When I was a child myself, I used to wonder about things like charity appeals to “feed the children” or “help the sick kids.” What about the starving or sick or homeless adults, I wondered? Don’t they matter too? (And, as a corollary, does that mean no one will care about me and I will stop mattering when I grow up?)

When I got older, I realized that such appeals play on people’s instinct to protect and take care of children. But also, if you show adults in need, there’s at least sometimes a suspicion that those adults’ circumstances are their own fault, and that they could and should be doing something to help themselves. Children, as a general rule, are more helpless and less likely to be responsible for their own circumstances.

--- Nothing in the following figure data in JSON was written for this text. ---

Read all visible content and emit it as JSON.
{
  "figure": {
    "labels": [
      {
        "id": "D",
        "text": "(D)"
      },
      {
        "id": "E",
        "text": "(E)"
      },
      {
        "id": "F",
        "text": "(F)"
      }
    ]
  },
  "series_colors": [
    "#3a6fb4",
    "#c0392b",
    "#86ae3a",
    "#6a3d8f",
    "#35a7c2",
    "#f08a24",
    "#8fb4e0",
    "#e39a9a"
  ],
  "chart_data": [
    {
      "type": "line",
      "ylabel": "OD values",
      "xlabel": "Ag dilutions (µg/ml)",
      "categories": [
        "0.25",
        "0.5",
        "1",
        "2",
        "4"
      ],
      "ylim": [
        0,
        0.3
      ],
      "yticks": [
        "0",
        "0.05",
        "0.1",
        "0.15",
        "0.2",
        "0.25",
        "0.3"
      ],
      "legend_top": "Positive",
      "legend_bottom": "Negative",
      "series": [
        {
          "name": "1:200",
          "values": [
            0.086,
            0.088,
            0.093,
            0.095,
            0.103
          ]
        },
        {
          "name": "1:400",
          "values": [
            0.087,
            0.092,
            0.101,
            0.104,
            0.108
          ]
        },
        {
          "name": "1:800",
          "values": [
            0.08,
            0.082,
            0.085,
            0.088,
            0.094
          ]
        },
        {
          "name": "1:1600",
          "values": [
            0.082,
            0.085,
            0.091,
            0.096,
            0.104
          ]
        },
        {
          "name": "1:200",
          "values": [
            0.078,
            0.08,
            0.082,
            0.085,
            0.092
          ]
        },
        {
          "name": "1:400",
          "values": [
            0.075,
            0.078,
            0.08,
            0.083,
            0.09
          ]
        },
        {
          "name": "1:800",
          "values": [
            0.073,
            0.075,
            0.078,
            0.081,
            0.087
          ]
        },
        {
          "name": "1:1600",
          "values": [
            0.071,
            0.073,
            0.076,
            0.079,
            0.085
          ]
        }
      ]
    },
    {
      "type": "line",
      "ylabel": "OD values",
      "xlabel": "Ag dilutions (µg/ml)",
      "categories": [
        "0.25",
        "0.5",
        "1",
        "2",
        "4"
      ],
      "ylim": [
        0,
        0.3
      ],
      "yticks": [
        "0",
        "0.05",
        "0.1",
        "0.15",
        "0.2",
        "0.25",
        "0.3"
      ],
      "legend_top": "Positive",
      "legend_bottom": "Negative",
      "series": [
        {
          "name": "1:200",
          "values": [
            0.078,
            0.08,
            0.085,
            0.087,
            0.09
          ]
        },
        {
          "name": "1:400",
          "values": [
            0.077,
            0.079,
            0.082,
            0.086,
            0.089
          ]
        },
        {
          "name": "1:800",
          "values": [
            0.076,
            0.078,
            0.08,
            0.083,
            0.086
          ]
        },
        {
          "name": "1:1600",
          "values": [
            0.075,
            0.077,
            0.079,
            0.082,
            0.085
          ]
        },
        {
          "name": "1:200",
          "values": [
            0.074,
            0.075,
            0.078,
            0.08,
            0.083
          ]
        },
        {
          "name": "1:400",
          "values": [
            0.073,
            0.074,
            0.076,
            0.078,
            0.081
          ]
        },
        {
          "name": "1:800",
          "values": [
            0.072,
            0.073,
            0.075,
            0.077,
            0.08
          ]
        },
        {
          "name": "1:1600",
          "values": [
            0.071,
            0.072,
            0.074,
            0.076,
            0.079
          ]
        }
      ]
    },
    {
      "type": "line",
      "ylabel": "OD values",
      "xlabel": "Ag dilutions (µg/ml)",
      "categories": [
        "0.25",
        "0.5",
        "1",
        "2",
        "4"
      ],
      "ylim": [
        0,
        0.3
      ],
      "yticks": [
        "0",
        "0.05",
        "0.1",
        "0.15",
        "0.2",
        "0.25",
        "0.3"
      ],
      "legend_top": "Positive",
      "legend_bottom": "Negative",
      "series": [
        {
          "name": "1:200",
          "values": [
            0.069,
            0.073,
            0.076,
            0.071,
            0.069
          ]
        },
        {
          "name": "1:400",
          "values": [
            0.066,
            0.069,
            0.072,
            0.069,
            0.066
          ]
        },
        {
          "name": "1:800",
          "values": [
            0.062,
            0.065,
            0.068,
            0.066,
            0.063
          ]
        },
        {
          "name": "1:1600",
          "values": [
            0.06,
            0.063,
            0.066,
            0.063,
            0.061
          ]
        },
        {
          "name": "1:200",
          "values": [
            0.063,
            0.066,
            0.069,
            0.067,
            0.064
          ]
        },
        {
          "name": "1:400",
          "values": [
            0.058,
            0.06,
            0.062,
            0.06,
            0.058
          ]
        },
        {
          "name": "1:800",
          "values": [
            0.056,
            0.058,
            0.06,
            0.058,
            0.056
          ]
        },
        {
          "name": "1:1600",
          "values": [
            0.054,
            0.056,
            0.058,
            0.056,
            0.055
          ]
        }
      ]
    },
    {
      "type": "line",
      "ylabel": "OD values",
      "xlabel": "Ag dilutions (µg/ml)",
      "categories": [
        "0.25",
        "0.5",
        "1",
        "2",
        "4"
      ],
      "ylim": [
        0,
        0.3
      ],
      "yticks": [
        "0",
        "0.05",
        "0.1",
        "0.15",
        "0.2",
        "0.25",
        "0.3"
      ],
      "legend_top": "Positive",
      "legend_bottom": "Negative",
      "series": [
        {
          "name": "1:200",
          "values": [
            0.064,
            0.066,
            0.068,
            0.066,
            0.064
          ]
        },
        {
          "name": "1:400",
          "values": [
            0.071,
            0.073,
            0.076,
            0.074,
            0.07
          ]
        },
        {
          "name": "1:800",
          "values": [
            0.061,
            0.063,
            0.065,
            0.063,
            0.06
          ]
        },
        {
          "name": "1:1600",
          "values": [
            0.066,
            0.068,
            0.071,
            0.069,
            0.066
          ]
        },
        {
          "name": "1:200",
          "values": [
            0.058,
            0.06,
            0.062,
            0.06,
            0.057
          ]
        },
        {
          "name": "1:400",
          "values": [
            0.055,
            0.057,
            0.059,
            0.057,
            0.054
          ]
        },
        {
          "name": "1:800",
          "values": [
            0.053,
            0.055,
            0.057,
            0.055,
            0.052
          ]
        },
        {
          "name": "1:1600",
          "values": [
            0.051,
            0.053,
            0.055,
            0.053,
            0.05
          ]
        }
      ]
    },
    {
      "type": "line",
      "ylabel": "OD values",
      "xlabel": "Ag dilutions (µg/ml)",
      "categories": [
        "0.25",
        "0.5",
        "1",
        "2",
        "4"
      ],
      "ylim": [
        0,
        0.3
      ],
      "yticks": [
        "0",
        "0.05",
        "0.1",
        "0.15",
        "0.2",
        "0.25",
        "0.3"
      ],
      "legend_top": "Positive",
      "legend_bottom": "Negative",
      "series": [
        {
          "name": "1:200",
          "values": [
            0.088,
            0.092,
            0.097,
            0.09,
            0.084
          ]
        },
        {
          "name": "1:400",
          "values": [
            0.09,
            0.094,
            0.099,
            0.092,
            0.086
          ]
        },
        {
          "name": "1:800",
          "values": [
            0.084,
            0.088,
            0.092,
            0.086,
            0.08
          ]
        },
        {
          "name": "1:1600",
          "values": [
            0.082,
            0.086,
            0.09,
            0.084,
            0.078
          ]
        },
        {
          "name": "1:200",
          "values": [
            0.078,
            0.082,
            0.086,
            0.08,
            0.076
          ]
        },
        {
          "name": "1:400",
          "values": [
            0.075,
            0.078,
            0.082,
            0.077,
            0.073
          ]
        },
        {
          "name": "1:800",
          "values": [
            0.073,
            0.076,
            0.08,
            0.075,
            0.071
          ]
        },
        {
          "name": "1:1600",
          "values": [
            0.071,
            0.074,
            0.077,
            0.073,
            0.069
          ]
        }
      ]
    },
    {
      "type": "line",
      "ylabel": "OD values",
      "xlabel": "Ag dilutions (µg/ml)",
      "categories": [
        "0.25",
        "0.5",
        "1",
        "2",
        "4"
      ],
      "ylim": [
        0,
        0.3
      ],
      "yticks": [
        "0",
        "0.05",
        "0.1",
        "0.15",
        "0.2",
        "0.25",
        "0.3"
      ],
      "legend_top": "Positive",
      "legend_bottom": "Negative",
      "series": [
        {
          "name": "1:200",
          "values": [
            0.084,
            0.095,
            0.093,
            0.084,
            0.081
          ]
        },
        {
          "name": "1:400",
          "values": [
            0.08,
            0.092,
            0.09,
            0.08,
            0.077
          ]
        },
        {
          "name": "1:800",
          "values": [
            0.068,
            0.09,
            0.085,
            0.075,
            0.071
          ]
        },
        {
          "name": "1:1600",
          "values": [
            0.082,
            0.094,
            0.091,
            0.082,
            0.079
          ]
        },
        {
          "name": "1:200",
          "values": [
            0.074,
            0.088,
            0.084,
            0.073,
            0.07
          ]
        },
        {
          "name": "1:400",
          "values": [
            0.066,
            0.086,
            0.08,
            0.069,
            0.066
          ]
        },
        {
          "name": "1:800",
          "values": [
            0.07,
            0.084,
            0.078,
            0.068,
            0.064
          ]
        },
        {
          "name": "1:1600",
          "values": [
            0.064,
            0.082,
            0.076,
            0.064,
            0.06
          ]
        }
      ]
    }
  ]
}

Are kids innocent in the sense that they don’t know right from wrong? Probably not. Are they innocent in the sense that they haven’t done anything wrong - at least anything relevant to a bombing - almost certainly. I think shunpiker nailed it. I’m not a parent, but people I know who’ve lost spouses, siblings and parents say the pain doesn’t compare to losing a child. There’s also the fact that a child is typically unable to defend him/herself; this is essentially the same reason we think it’s worse when a guy punches a woman than we do if a guy punches another guy. Of course, nobody can defend themselves against a bomb, but the reaction is rational even if the underlying premise is not.

There’s also the aspect that children are vulnerable, which I think elicits an extra dose of sympathy for them. They’re unable to fend for themselves or protect themselves. They’re fragile.

You drop one baby one time…

True, but many, if not the vast majority of people in attendance at the Manchester concert were teenagers, who, although not legal adults, are certainly not “defenseless” like a 3 year old or 6 year old is.

People seem to have a little bit less sympathy for teenagers, compared to small children. Though it depends, a 13 or 14 year old is a child while a 19 year old is not.

Yes, but your children are your household.